Amber Rudd has resigned as Home Secretary amid claims she misled Parliament over targets for removing illegal migrants.
Ms Rudd telephoned Theresa May to tell her of the decision amid intensifying opposition demands for her to quit.
A No 10 spokesman said: "The Prime Minister has tonight accepted the resignation of the Home Secretary."
Ms Rudd was thought to be preparing to tough it out, insisting she genuinely did not know about the targets when she gave evidence to the Commons Home Affairs Committee last week.
However having seen mounting evidence in the paperwork about the extent of the knowledge within the Home Office about the targets she decided that she should take responsibility and go.
The former Home Secretary was due to have faced the Commons on Monday with opposition MPs accusing her of having misled Parliament after she told a Commons committee last week that the Government did not have targets for removals.
Her position appeared to weaken after the former immigration minister Brandon Lewis disclosed he had weekly discussions with her about how they could get the numbers up when he was in the Home Office.

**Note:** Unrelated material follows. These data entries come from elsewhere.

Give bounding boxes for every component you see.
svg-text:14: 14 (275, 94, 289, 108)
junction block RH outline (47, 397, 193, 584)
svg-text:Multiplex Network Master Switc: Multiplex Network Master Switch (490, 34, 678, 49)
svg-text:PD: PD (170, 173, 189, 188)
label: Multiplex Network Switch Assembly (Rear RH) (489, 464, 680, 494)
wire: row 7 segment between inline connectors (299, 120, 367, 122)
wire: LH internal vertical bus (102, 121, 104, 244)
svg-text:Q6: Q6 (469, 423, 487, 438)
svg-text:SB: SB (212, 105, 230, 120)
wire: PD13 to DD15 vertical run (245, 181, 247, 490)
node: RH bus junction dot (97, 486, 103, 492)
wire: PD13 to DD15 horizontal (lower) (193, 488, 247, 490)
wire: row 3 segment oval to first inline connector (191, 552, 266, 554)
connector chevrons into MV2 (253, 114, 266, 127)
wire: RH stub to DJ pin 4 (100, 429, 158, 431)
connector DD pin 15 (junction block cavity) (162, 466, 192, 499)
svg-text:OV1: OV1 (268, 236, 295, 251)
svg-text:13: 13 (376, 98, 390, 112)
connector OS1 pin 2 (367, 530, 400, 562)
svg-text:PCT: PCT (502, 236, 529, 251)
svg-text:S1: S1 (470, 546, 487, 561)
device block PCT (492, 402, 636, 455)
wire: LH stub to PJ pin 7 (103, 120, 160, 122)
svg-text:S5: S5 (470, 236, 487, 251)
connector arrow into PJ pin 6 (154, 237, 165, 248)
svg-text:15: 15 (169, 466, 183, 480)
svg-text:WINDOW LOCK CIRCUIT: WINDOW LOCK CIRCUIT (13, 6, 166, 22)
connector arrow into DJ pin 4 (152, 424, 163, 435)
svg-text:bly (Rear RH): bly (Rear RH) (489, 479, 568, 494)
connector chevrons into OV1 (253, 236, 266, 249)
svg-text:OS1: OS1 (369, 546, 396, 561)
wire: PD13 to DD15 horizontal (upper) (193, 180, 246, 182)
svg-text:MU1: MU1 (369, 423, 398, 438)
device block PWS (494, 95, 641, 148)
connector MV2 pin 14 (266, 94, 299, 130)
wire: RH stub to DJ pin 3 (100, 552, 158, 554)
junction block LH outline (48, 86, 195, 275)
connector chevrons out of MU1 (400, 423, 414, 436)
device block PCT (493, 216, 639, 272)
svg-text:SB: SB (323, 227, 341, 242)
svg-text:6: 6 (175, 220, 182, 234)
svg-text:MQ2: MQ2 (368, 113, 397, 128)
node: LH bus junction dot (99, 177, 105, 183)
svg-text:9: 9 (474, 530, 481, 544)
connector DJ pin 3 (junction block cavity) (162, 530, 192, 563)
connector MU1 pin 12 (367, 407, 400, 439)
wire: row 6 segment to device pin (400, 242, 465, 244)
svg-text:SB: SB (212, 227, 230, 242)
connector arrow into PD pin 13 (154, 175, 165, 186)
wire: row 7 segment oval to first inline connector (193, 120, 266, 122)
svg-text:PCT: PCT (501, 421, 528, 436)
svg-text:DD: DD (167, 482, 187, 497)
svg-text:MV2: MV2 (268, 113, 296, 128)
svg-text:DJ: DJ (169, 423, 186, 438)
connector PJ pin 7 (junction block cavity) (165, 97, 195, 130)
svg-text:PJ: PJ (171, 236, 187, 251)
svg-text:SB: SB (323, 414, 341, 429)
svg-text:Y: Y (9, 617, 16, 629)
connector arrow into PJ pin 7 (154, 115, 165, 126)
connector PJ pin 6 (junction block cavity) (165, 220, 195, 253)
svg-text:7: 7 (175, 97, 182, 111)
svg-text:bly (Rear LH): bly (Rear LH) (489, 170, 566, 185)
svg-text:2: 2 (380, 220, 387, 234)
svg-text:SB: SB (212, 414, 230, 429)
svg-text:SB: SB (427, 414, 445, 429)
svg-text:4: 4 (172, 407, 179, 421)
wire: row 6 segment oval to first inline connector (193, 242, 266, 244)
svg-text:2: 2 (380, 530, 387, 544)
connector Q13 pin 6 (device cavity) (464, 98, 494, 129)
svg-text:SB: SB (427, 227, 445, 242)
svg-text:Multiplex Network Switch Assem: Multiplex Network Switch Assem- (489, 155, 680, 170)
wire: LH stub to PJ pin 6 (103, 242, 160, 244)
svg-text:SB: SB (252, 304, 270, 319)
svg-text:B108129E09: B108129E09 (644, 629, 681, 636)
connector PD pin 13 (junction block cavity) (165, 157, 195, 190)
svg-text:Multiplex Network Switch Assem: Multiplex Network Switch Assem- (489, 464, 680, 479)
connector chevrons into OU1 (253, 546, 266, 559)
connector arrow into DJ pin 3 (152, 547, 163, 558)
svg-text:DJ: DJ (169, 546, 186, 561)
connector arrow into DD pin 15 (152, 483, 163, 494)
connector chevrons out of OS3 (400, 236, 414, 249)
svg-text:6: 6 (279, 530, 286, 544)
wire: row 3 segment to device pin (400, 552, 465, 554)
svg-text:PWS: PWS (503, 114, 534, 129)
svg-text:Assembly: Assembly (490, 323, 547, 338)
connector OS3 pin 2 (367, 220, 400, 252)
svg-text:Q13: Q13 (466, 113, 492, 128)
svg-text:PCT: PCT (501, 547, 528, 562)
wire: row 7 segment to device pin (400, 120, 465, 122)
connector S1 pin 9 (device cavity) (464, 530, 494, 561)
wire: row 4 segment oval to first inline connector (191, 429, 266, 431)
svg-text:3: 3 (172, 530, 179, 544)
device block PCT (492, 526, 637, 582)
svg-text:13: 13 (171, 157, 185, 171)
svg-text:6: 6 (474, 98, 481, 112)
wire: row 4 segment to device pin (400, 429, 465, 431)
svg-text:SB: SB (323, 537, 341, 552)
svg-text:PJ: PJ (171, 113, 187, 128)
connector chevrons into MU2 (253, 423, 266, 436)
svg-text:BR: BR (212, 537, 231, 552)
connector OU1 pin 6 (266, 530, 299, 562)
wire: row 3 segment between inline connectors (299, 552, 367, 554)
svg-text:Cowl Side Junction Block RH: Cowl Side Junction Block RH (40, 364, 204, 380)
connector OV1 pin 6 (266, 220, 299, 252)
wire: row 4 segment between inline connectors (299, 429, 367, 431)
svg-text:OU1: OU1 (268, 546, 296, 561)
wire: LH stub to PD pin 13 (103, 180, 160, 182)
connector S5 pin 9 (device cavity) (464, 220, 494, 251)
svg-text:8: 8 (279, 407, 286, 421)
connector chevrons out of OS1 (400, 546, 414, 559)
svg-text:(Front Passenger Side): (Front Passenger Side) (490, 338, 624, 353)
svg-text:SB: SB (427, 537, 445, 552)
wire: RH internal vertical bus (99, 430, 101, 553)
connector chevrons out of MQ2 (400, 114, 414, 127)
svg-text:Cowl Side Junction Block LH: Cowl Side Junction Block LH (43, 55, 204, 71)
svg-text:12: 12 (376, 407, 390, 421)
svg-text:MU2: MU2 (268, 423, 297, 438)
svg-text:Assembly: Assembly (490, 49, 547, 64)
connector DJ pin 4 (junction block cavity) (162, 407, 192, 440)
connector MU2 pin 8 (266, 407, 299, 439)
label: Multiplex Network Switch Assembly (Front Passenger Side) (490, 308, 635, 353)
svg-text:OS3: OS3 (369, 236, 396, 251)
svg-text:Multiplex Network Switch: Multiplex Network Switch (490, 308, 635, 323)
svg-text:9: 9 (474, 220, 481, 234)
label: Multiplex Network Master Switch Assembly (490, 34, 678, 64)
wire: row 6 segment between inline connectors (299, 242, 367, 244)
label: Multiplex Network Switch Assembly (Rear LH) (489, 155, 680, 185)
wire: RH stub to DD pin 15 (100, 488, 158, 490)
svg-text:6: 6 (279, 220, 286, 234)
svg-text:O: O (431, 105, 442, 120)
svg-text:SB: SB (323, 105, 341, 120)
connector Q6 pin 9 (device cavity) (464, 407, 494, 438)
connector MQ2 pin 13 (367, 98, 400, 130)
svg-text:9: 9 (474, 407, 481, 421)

However, appearing on BBC One's The Andrew Marr Show, Mr Lewis, the current Conservative Party chairman, insisted they had not talked about specific targets.
He was accused by shadow home secretary Diane Abbott of "hiding behind semantics", saying his disclosure made it clear she knew what was going on in the department.
"Beneath the spin, he let the truth slip and sealed her fate. Amber Rudd knew of the targets she pretended didn't exist. It's time for Rudd to go," she said.
Earlier in the day, Downing Street has said she continues to enjoy the "full confidence" of Theresa May while she has received public support from both senior ministers and Tory backbenchers.
Ms Rudd's difficulties began on Wednesday when she told the Commons Home Affairs Committee that the Home Office did not have targets for removals.
The following day, however, she returned to the Commons to admit that Immigration Enforcement managers did use "local targets" but she said they were "not published targets against which performance was assessed".
The pressure then ratcheted up on Friday with the leak of a Home Office memo, which referred to a target of 2,800 enforced returns for 2017-18, and the progress that had been made towards a "10% increased performance on enforced returns, which we promised the Home Secretary earlier this year".
In a series of late night tweets, Ms Rudd said she had not seen the memo - even though it was copied to her office - but admitted that she should have been aware of the targets.